Like all conspiracy theories, this one will never die, at least until either the people promoting it are dead, or events render it irrelevant. That's because it makes Democrats, and President Obama (that damnable Kenyan Muslim Marxist usurper) look bad. With the just-concluded raid that killed Osama bin Laden, of course, it will be a bit more difficult to portray President Obama as a terrorist sympathizer. Except, that is, for the hard-core paranoid lunatic fringe of the American right that are already suggesting they don't believe it's true. Which, oddly, puts them in agreement with the hard-core anti-American terrorist fringe.
Pollution, shmollution: Rep. Joe Barton is back, this time with a claim that pollution from power plants really doesn't affect health and prematurely kill people.
Now of course, to believe this, Barton must disregard or deny decades of data, on emissions of mercury, sulfur, and particulate matter, and on their health effects, by thousands of scientists. But this does not seem a difficult thing for Barton and the other Republicans to manage, because of course they continue to do exactly that in their denial of global warming as well.

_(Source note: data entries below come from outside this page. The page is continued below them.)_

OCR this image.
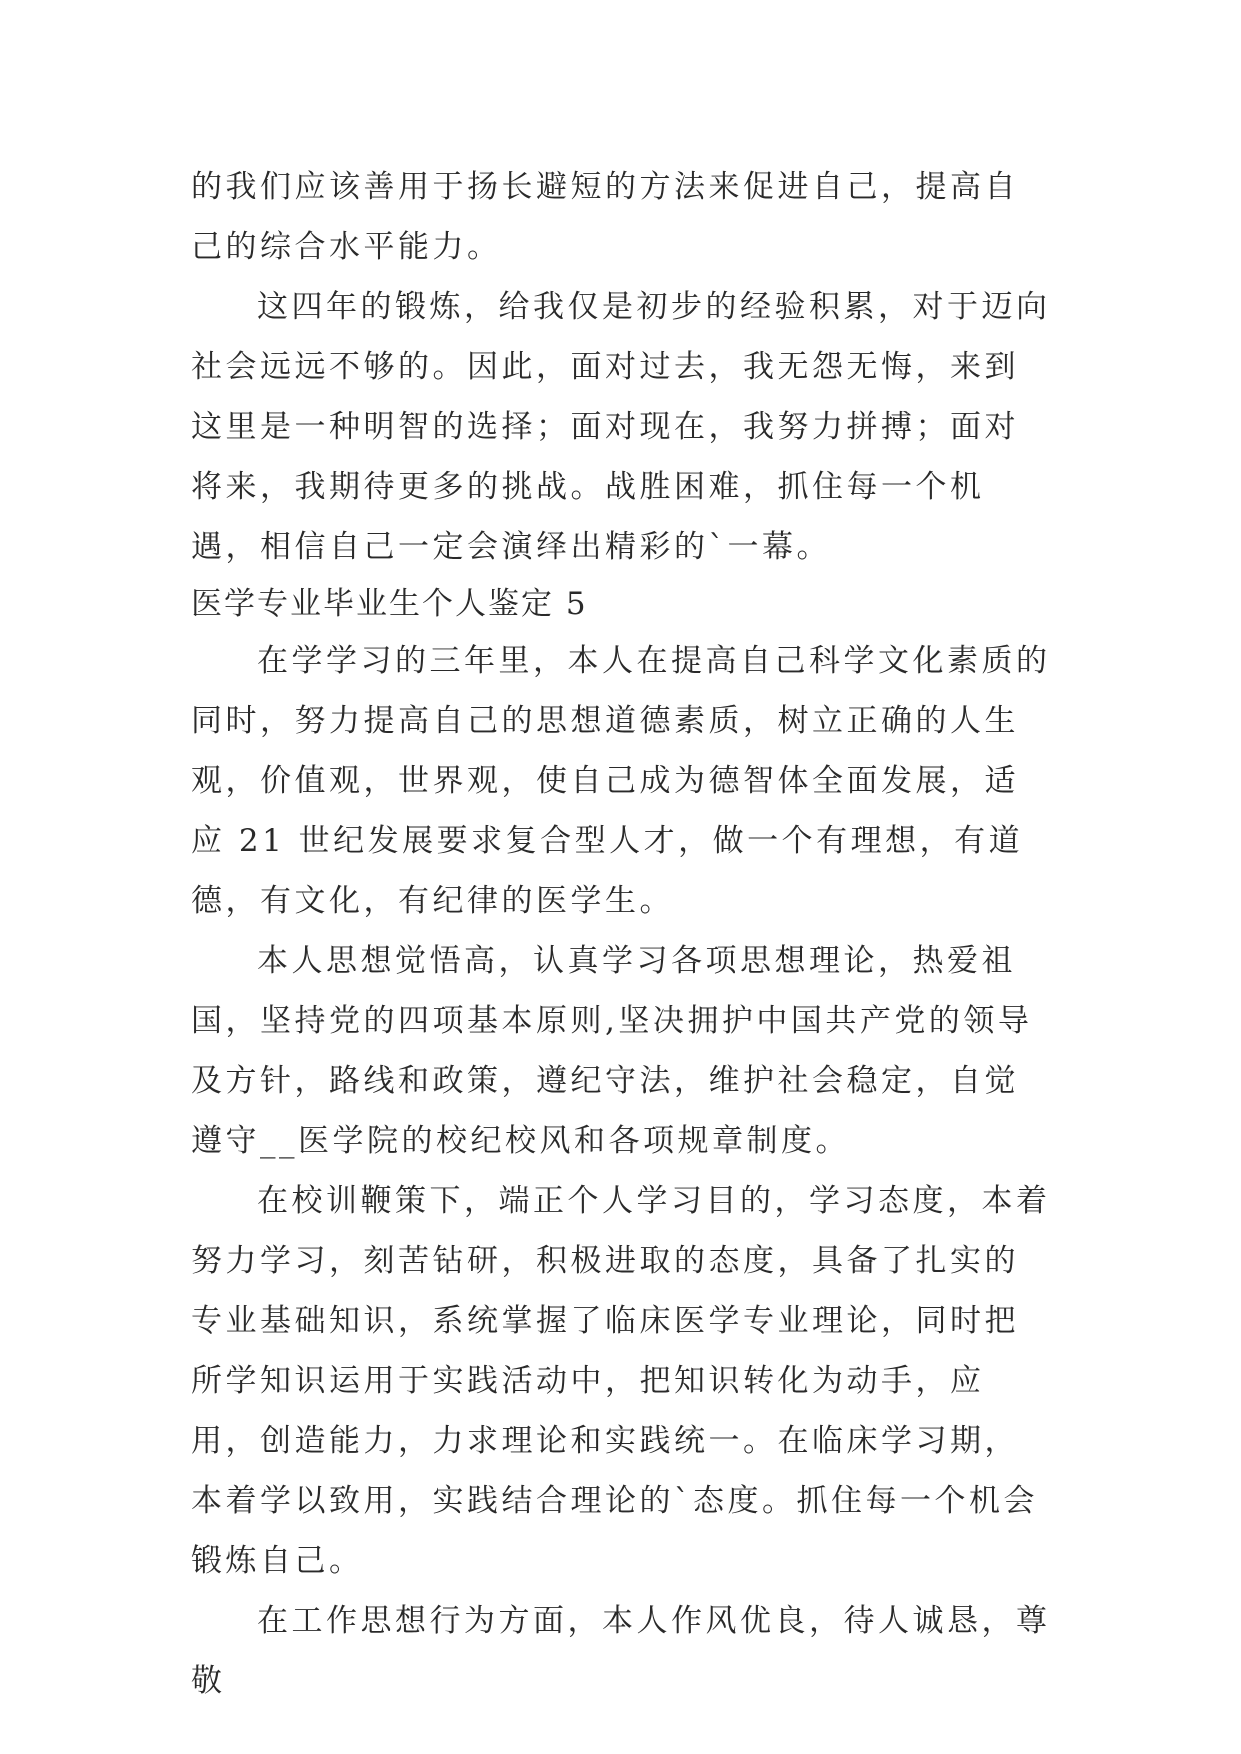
的我们应该善用于扬长避短的方法来促进自己，提高自己的综合水平能力。

这四年的锻炼，给我仅是初步的经验积累，对于迈向社会远远不够的。因此，面对过去，我无怨无悔，来到这里是一种明智的选择；面对现在，我努力拼搏；面对将来，我期待更多的挑战。战胜困难，抓住每一个机遇，相信自己一定会演绎出精彩的`一幕。

医学专业毕业生个人鉴定 5

在学学习的三年里，本人在提高自己科学文化素质的同时，努力提高自己的思想道德素质，树立正确的人生观，价值观，世界观，使自己成为德智体全面发展，适应 21 世纪发展要求复合型人才，做一个有理想，有道德，有文化，有纪律的医学生。

本人思想觉悟高，认真学习各项思想理论，热爱祖国，坚持党的四项基本原则,坚决拥护中国共产党的领导及方针，路线和政策，遵纪守法，维护社会稳定，自觉遵守__医学院的校纪校风和各项规章制度。

在校训鞭策下，端正个人学习目的，学习态度，本着努力学习，刻苦钻研，积极进取的态度，具备了扎实的专业基础知识，系统掌握了临床医学专业理论，同时把所学知识运用于实践活动中，把知识转化为动手，应用，创造能力，力求理论和实践统一。在临床学习期，本着学以致用，实践结合理论的`态度。抓住每一个机会锻炼自己。

在工作思想行为方面，本人作风优良，待人诚恳，尊敬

We have already seen that Barton will do just about anything to defend and protect the fossil fuel industry, so denial that toxic pollution actually hurts anyone is simply par for the course.

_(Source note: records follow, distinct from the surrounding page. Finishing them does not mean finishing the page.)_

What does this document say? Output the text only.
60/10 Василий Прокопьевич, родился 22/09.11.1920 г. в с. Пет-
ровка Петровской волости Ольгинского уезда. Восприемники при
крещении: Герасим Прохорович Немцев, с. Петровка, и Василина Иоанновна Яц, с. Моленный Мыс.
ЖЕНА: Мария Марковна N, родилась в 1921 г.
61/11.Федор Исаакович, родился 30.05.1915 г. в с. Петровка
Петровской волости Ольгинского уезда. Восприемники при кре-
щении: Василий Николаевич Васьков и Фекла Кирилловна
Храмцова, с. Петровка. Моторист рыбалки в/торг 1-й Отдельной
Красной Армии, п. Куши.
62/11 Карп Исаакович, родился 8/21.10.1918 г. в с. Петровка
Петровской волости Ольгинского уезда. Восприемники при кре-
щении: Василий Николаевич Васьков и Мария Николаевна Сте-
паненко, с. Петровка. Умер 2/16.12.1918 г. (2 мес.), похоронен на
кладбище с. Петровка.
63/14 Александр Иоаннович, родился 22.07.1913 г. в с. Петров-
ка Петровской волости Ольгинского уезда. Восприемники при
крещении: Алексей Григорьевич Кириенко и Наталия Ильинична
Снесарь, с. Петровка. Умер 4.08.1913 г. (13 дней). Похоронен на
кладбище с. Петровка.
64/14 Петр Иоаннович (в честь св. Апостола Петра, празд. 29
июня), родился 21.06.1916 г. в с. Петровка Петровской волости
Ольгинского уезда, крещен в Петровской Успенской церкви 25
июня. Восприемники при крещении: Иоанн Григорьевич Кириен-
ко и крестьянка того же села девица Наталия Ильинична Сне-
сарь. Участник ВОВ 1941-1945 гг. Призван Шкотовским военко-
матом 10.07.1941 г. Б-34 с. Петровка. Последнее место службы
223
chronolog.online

Don't know much 'bout the e-cono-my: Rep. Michelle Bachmann, an apparently bottomless source of misinformation, demonstrates her ignorance in an area you might think Republican would actually know something about: oil. In an astonishing "op-ed" piece, she gets so much wrong that it is hard to know where to start. But let's take ANWR, the Arctic National Wildlife Refuge and a favorite target of the drill-baby-drill crowd. Bachmann claimed that ANWR holds 30-50 years of oil supply for the U.S. Turns out that she is overestimating ANWR reserves by a factor of about 30 to 50 - because the most recent geological estimates suggest that all the oil in ANWR represents less than one year's supply for the U.S. She also notes the recent run-up in gas prices under President Obama, insinuating that his policies are somehow to blame. Of course, I'm sure that she blamed President Bush when gas prices hit a national average of $4 a gallon back in 2008 - right, Michelle? Michelle?
Other delusions on display include the notion that drilling in the Gulf of Mexico could meet our oil needs. But when it comes to oil production, one thing that Bachmann and the GOP are either ignorant of, or unwilling to admit, is that drilling in the U.S. has increased since President Obama took office. Which makes it kind of hard to argue that his policies are somehow increasing costs for consumers.

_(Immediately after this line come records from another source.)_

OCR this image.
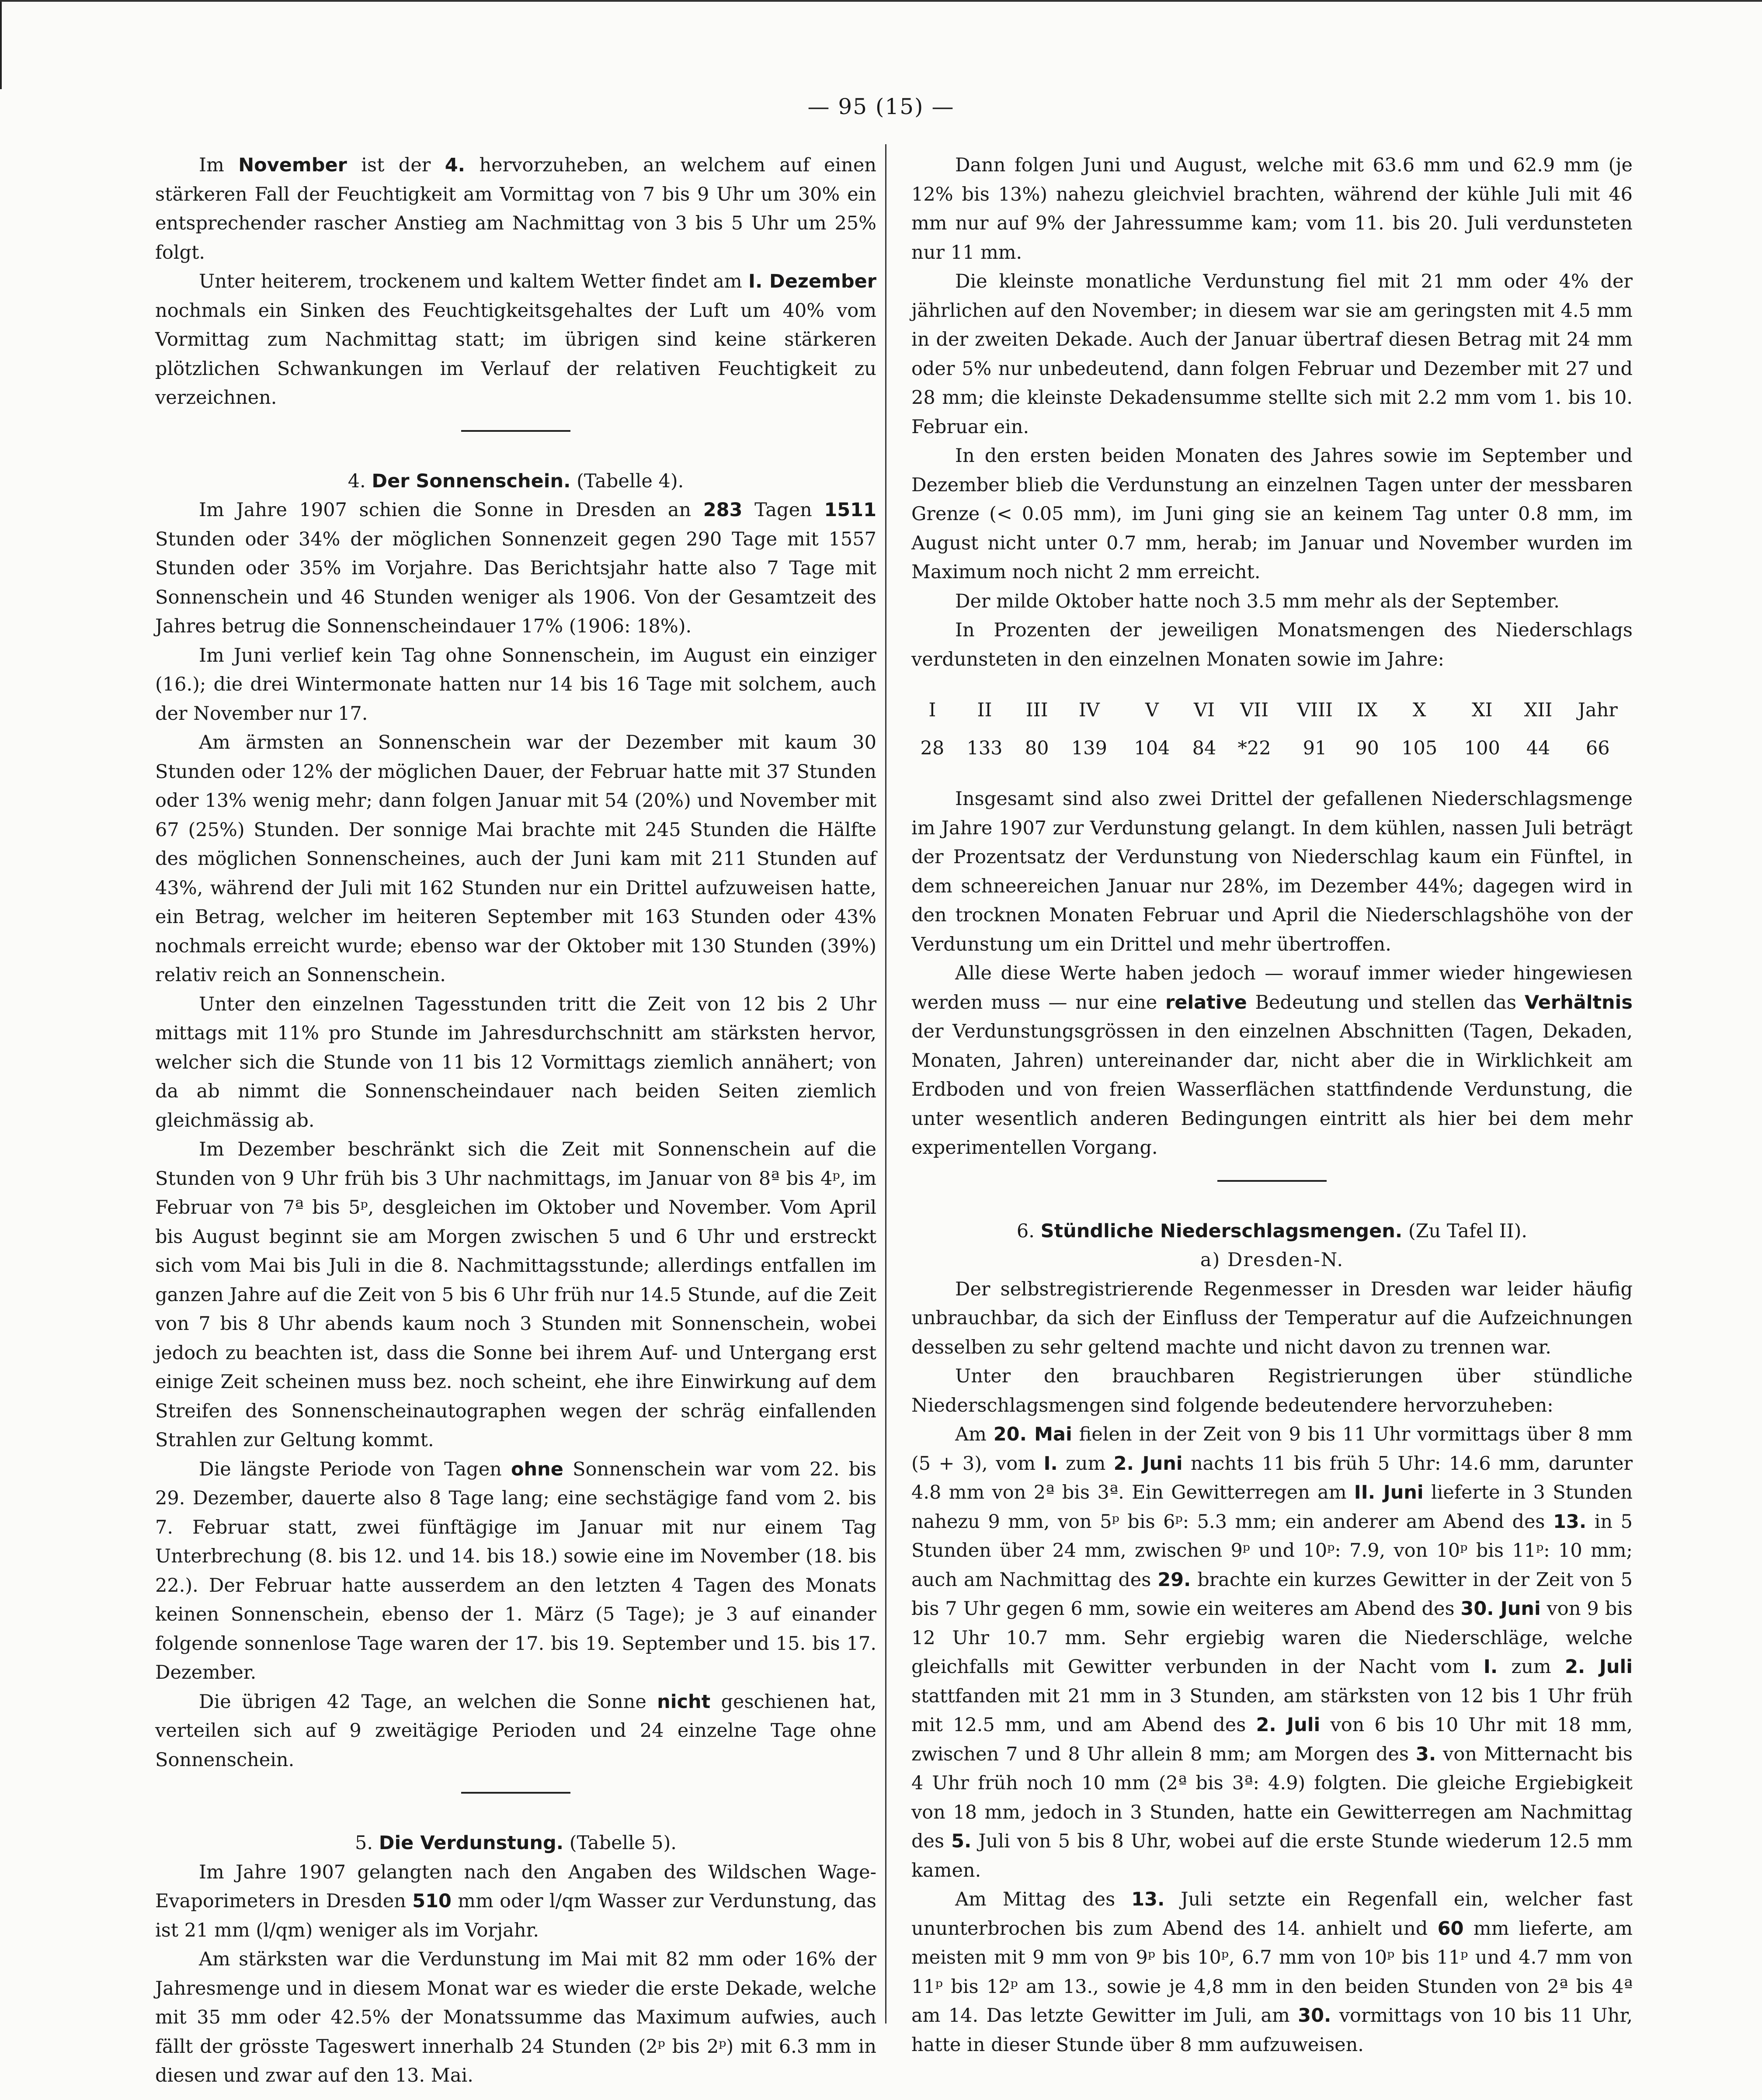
— 95 (15) —

Im November ist der 4. hervorzuheben, an welchem auf einen stärkeren Fall der Feuchtigkeit am Vormittag von 7 bis 9 Uhr um 30% ein entsprechender rascher Anstieg am Nachmittag von 3 bis 5 Uhr um 25% folgt.

Unter heiterem, trockenem und kaltem Wetter findet am I. Dezember nochmals ein Sinken des Feuchtigkeitsgehaltes der Luft um 40% vom Vormittag zum Nachmittag statt; im übrigen sind keine stärkeren plötzlichen Schwankungen im Verlauf der relativen Feuchtigkeit zu verzeichnen.

4. Der Sonnenschein. (Tabelle 4).

Im Jahre 1907 schien die Sonne in Dresden an 283 Tagen 1511 Stunden oder 34% der möglichen Sonnenzeit gegen 290 Tage mit 1557 Stunden oder 35% im Vorjahre. Das Berichtsjahr hatte also 7 Tage mit Sonnenschein und 46 Stunden weniger als 1906. Von der Gesamtzeit des Jahres betrug die Sonnenscheindauer 17% (1906: 18%).

Im Juni verlief kein Tag ohne Sonnenschein, im August ein einziger (16.); die drei Wintermonate hatten nur 14 bis 16 Tage mit solchem, auch der November nur 17.

Am ärmsten an Sonnenschein war der Dezember mit kaum 30 Stunden oder 12% der möglichen Dauer, der Februar hatte mit 37 Stunden oder 13% wenig mehr; dann folgen Januar mit 54 (20%) und November mit 67 (25%) Stunden. Der sonnige Mai brachte mit 245 Stunden die Hälfte des möglichen Sonnenscheines, auch der Juni kam mit 211 Stunden auf 43%, während der Juli mit 162 Stunden nur ein Drittel aufzuweisen hatte, ein Betrag, welcher im heiteren September mit 163 Stunden oder 43% nochmals erreicht wurde; ebenso war der Oktober mit 130 Stunden (39%) relativ reich an Sonnenschein.

Unter den einzelnen Tagesstunden tritt die Zeit von 12 bis 2 Uhr mittags mit 11% pro Stunde im Jahresdurchschnitt am stärksten hervor, welcher sich die Stunde von 11 bis 12 Vormittags ziemlich annähert; von da ab nimmt die Sonnenscheindauer nach beiden Seiten ziemlich gleichmässig ab.

Im Dezember beschränkt sich die Zeit mit Sonnenschein auf die Stunden von 9 Uhr früh bis 3 Uhr nachmittags, im Januar von 8ª bis 4ᵖ, im Februar von 7ª bis 5ᵖ, desgleichen im Oktober und November. Vom April bis August beginnt sie am Morgen zwischen 5 und 6 Uhr und erstreckt sich vom Mai bis Juli in die 8. Nachmittagsstunde; allerdings entfallen im ganzen Jahre auf die Zeit von 5 bis 6 Uhr früh nur 14.5 Stunde, auf die Zeit von 7 bis 8 Uhr abends kaum noch 3 Stunden mit Sonnenschein, wobei jedoch zu beachten ist, dass die Sonne bei ihrem Auf- und Untergang erst einige Zeit scheinen muss bez. noch scheint, ehe ihre Einwirkung auf dem Streifen des Sonnenscheinautographen wegen der schräg einfallenden Strahlen zur Geltung kommt.

Die längste Periode von Tagen ohne Sonnenschein war vom 22. bis 29. Dezember, dauerte also 8 Tage lang; eine sechstägige fand vom 2. bis 7. Februar statt, zwei fünftägige im Januar mit nur einem Tag Unterbrechung (8. bis 12. und 14. bis 18.) sowie eine im November (18. bis 22.). Der Februar hatte ausserdem an den letzten 4 Tagen des Monats keinen Sonnenschein, ebenso der 1. März (5 Tage); je 3 auf einander folgende sonnenlose Tage waren der 17. bis 19. September und 15. bis 17. Dezember.

Die übrigen 42 Tage, an welchen die Sonne nicht geschienen hat, verteilen sich auf 9 zweitägige Perioden und 24 einzelne Tage ohne Sonnenschein.

5. Die Verdunstung. (Tabelle 5).

Im Jahre 1907 gelangten nach den Angaben des Wildschen Wage-Evaporimeters in Dresden 510 mm oder l/qm Wasser zur Verdunstung, das ist 21 mm (l/qm) weniger als im Vorjahr.

Am stärksten war die Verdunstung im Mai mit 82 mm oder 16% der Jahresmenge und in diesem Monat war es wieder die erste Dekade, welche mit 35 mm oder 42.5% der Monatssumme das Maximum aufwies, auch fällt der grösste Tageswert innerhalb 24 Stunden (2ᵖ bis 2ᵖ) mit 6.3 mm in diesen und zwar auf den 13. Mai.

Dann folgen Juni und August, welche mit 63.6 mm und 62.9 mm (je 12% bis 13%) nahezu gleichviel brachten, während der kühle Juli mit 46 mm nur auf 9% der Jahressumme kam; vom 11. bis 20. Juli verdunsteten nur 11 mm.

Die kleinste monatliche Verdunstung fiel mit 21 mm oder 4% der jährlichen auf den November; in diesem war sie am geringsten mit 4.5 mm in der zweiten Dekade. Auch der Januar übertraf diesen Betrag mit 24 mm oder 5% nur unbedeutend, dann folgen Februar und Dezember mit 27 und 28 mm; die kleinste Dekadensumme stellte sich mit 2.2 mm vom 1. bis 10. Februar ein.

In den ersten beiden Monaten des Jahres sowie im September und Dezember blieb die Verdunstung an einzelnen Tagen unter der messbaren Grenze (< 0.05 mm), im Juni ging sie an keinem Tag unter 0.8 mm, im August nicht unter 0.7 mm, herab; im Januar und November wurden im Maximum noch nicht 2 mm erreicht.

Der milde Oktober hatte noch 3.5 mm mehr als der September.

In Prozenten der jeweiligen Monatsmengen des Niederschlags verdunsteten in den einzelnen Monaten sowie im Jahre:

I	II	III	IV	V	VI	VII	VIII	IX	X	XI	XII	Jahr
28	133	80	139	104	84	*22	91	90	105	100	44	66

Insgesamt sind also zwei Drittel der gefallenen Niederschlagsmenge im Jahre 1907 zur Verdunstung gelangt. In dem kühlen, nassen Juli beträgt der Prozentsatz der Verdunstung von Niederschlag kaum ein Fünftel, in dem schneereichen Januar nur 28%, im Dezember 44%; dagegen wird in den trocknen Monaten Februar und April die Niederschlagshöhe von der Verdunstung um ein Drittel und mehr übertroffen.

Alle diese Werte haben jedoch — worauf immer wieder hingewiesen werden muss — nur eine relative Bedeutung und stellen das Verhältnis der Verdunstungsgrössen in den einzelnen Abschnitten (Tagen, Dekaden, Monaten, Jahren) untereinander dar, nicht aber die in Wirklichkeit am Erdboden und von freien Wasserflächen stattfindende Verdunstung, die unter wesentlich anderen Bedingungen eintritt als hier bei dem mehr experimentellen Vorgang.

6. Stündliche Niederschlagsmengen. (Zu Tafel II).

a) Dresden-N.

Der selbstregistrierende Regenmesser in Dresden war leider häufig unbrauchbar, da sich der Einfluss der Temperatur auf die Aufzeichnungen desselben zu sehr geltend machte und nicht davon zu trennen war.

Unter den brauchbaren Registrierungen über stündliche Niederschlagsmengen sind folgende bedeutendere hervorzuheben:

Am 20. Mai fielen in der Zeit von 9 bis 11 Uhr vormittags über 8 mm (5 + 3), vom I. zum 2. Juni nachts 11 bis früh 5 Uhr: 14.6 mm, darunter 4.8 mm von 2ª bis 3ª. Ein Gewitterregen am II. Juni lieferte in 3 Stunden nahezu 9 mm, von 5ᵖ bis 6ᵖ: 5.3 mm; ein anderer am Abend des 13. in 5 Stunden über 24 mm, zwischen 9ᵖ und 10ᵖ: 7.9, von 10ᵖ bis 11ᵖ: 10 mm; auch am Nachmittag des 29. brachte ein kurzes Gewitter in der Zeit von 5 bis 7 Uhr gegen 6 mm, sowie ein weiteres am Abend des 30. Juni von 9 bis 12 Uhr 10.7 mm. Sehr ergiebig waren die Niederschläge, welche gleichfalls mit Gewitter verbunden in der Nacht vom I. zum 2. Juli stattfanden mit 21 mm in 3 Stunden, am stärksten von 12 bis 1 Uhr früh mit 12.5 mm, und am Abend des 2. Juli von 6 bis 10 Uhr mit 18 mm, zwischen 7 und 8 Uhr allein 8 mm; am Morgen des 3. von Mitternacht bis 4 Uhr früh noch 10 mm (2ª bis 3ª: 4.9) folgten. Die gleiche Ergiebigkeit von 18 mm, jedoch in 3 Stunden, hatte ein Gewitterregen am Nachmittag des 5. Juli von 5 bis 8 Uhr, wobei auf die erste Stunde wiederum 12.5 mm kamen.

Am Mittag des 13. Juli setzte ein Regenfall ein, welcher fast ununterbrochen bis zum Abend des 14. anhielt und 60 mm lieferte, am meisten mit 9 mm von 9ᵖ bis 10ᵖ, 6.7 mm von 10ᵖ bis 11ᵖ und 4.7 mm von 11ᵖ bis 12ᵖ am 13., sowie je 4,8 mm in den beiden Stunden von 2ª bis 4ª am 14. Das letzte Gewitter im Juli, am 30. vormittags von 10 bis 11 Uhr, hatte in dieser Stunde über 8 mm aufzuweisen.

Medicare update: Did we mention that a recent CEPR estimate indicates that the Republican medicare "plan" will cost seniors $7 in out-of-pocket costs for every $1 that it saves the government? But don't worry. According to Speaker Boehner, the Republican Medicare plan is just misunderstood - it really turns Medicare into something very similar to Obamacare. Which is of course, a very, very bad plan that will economically destroy the country. Which makes one wonder why Boehner would want to equate it to the Republican medicare plan. Unless, of course, the Republican plan is intended to destroy the country.